Over the last 100 years, many fossilized dinosaur eggs and nests have been found, but finding one with a well-preserved embryo inside is exceedingly rare. Now, researchers reporting in the journal iScience on December 21 have detailed one such specimen discovered in southern China.
What’s more, their studies lead them to suggest that oviraptorosaurs (a group of therapods closely related to birds) took on a distinctive tucking posture before they hatched, a behavior that had been considered unique to birds. It raises the possibility that tucking behavior may have evolved first among non-avian theropods during the Cretaceous, the researchers say.
“Most known non-avian dinosaur embryos are incomplete with skeletons disarticulated,” said Waisum Ma (@FionMaWS) of the University of Birmingham, U.K. “We were surprised to see this embryo beautifully preserved inside a dinosaur egg, lying in a bird-like posture. This posture had not been recognized in non-avian dinosaurs before.”
The fossilized dinosaur embryo comes from Ganzhou, Jiangxi Province, southern China.
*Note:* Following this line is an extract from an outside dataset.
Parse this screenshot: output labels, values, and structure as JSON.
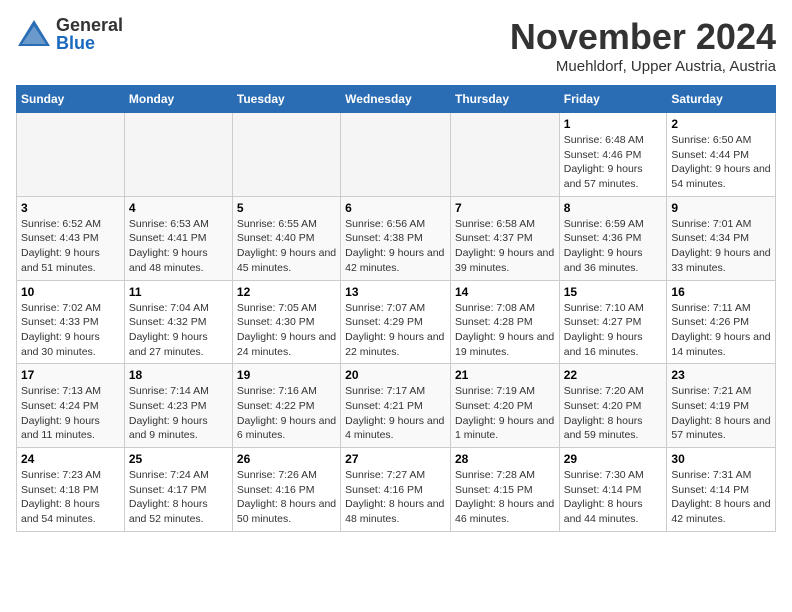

It had been acquired in 2000 by Liang Liu, director of a company called Yingliang Group, who suspected it might contain egg fossils. But it then ended up in storage, largely forgotten until about ten years later, when museum staff during the construction of Yingliang Stone Nature History Museum sorted through the boxes and unearthed the fossils.
“Museum staff identified them as dinosaur eggs and saw some bones on the broken cross section of one of the eggs,” Lida Xing of China University of Geosciences, Beijing, said. The fossils were then prepared, unveiling the embryo hidden within, which they named “Baby Yingliang.”
In the new study, Xing and colleagues report that the head lies ventral to the body, with the feet on either side, and the back curled along the blunt pole of the egg, in a posture previously unrecognized in a non-avian dinosaur. That’s especially notable because it’s reminiscent of a late-stage modern bird embryo.
Comparison of the specimen to other late-stage oviraptorosaur embryos suggests that before hatching, oviraptorosaurs developed avian-like postures late in their incubation. In modern birds, such coordinated embryonic movements are associated with tucking, a behavior that’s controlled by the central nervous system and is critical for hatching success.
The notion that such pre-hatching behavior may have originated among non-avian theropods can now be further investigated through more studies of other fossil embryos. But first, the researchers say they’ll continue studying this rare specimen in even more depth, using various imaging techniques to image its internal anatomy, such as skull bones, and other body parts that are still covered in rocks.